Baru saja beberapa saat yang lalu ia meratapi 'patah hati'nya, dan sekarang ia akan menikah dengan gadis yang sama, yang membuatnya patah hati. Ini benar-benar gila! Bahkan dalam fantasi terliarnya sekalipun ia tidak pernah membayangkan akan menikah di rumah sakit dalam keadaan kebingungan seperti ini.
Mario keluar dari kamar mandi dan bersamaan dengan itu, pintu kamar rawat Alex Origa terbuka. Di depannya berdiri seorang gadis dengan gaun satin panjang berwarna putih yang elegan. Rambutnya ditata sedemikian rupa dan dihias dengan bunga mawar putih, senada dengan nuansa kamar ini. Make up tipisnya menambah kecantikan alami gadis itu yang menguar dari dalam dirinya. Gadis itu terlihat sederhana dan sangat cantik.
Untuk sesaat Mario terpesona akan kecantikan Marina, ia seolah melihat bidadari yang baru turun dari surga. Ketika gadis itu melangkah melewatinya, barulah ia tersadar ketika mencium wangi mawar yang memenuhi indra penciumannya.

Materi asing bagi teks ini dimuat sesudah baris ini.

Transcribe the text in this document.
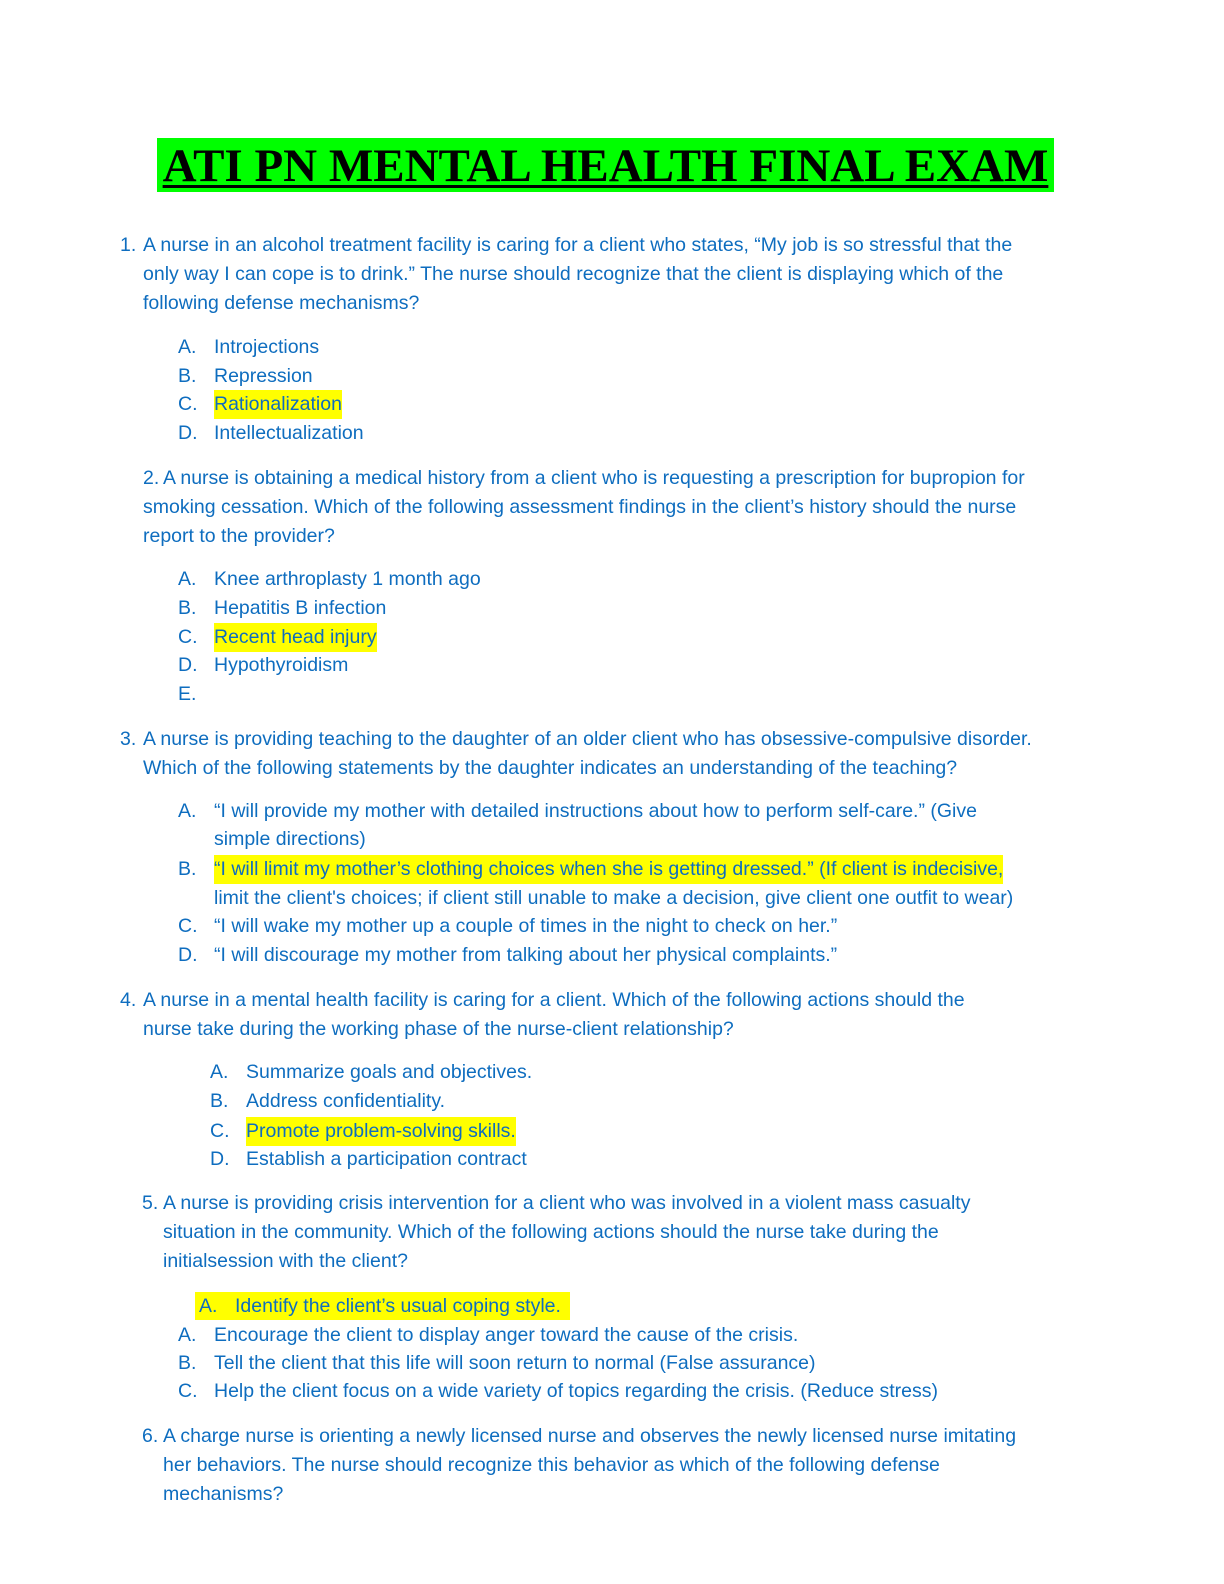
ATI PN MENTAL HEALTH FINAL EXAM
1. A nurse in an alcohol treatment facility is caring for a client who states, “My job is so stressful that the
only way I can cope is to drink.” The nurse should recognize that the client is displaying which of the
following defense mechanisms?
A. Introjections
B. Repression
C. Rationalization
D. Intellectualization
2. A nurse is obtaining a medical history from a client who is requesting a prescription for bupropion for
smoking cessation. Which of the following assessment findings in the client’s history should the nurse
report to the provider?
A. Knee arthroplasty 1 month ago
B. Hepatitis B infection
C. Recent head injury
D. Hypothyroidism
E.
3. A nurse is providing teaching to the daughter of an older client who has obsessive-compulsive disorder.
Which of the following statements by the daughter indicates an understanding of the teaching?
A. “I will provide my mother with detailed instructions about how to perform self-care.” (Give
simple directions)
B. “I will limit my mother’s clothing choices when she is getting dressed.” (If client is indecisive,
limit the client's choices; if client still unable to make a decision, give client one outfit to wear)
C. “I will wake my mother up a couple of times in the night to check on her.”
D. “I will discourage my mother from talking about her physical complaints.”
4. A nurse in a mental health facility is caring for a client. Which of the following actions should the
nurse take during the working phase of the nurse-client relationship?
A. Summarize goals and objectives.
B. Address confidentiality.
C. Promote problem-solving skills.
D. Establish a participation contract
5. A nurse is providing crisis intervention for a client who was involved in a violent mass casualty
situation in the community. Which of the following actions should the nurse take during the
initialsession with the client?
A. Identify the client’s usual coping style.
A. Encourage the client to display anger toward the cause of the crisis.
B. Tell the client that this life will soon return to normal (False assurance)
C. Help the client focus on a wide variety of topics regarding the crisis. (Reduce stress)
6. A charge nurse is orienting a newly licensed nurse and observes the newly licensed nurse imitating
her behaviors. The nurse should recognize this behavior as which of the following defense
mechanisms?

"Ehm, boleh kita bicara sebentar, Marina?" tanya Mario, berusaha terlihat datar.
Marina mengangguk, lalu berjalan mendahuluinya keluar lagi. Ia sudah bisa menebak apa yang akan Mario bicarakan, karena itu ia mengela napas panjang dan menyiapkan hati. Ia tidak bisa membayangkan kalau Mario akan menolaknya.
"Aku butuh penjelasan! Lelucon macam apa yang kau mainkan padaku?" desis Mario tajam setelah dirasa agak jauh dari kamar rawat Alex.
Gadis itu diam sejenak, berusaha menetralkan jantungnya yang berdebar tidak keruan, meskipun ia sudah menduga kalau hal ini akan terjadi. Semoga keputusannya kali ini tepat.
"Tidak ada permainan atau lelucon apa pun, Mario! Saat kau melihat ayahmu baru saja terlepas dari maut dan ia menginginkan pernikahanmu, apa yang akan kau lakukan? Sementara kau tahu kalau bisa saja pernikahan ini adalah keinginan terakhirnya?" ucap Marina serak dengan mata berkaca-kaca.
Mario terkesiap. Jadi, itu yang sebenarnya terjadi. Alex Origa sakit, dan Marina berusaha membahagiakan ayahnya. Kalau ia berada di posisi Marina, maka ia juga akan melakukan hal yang sama.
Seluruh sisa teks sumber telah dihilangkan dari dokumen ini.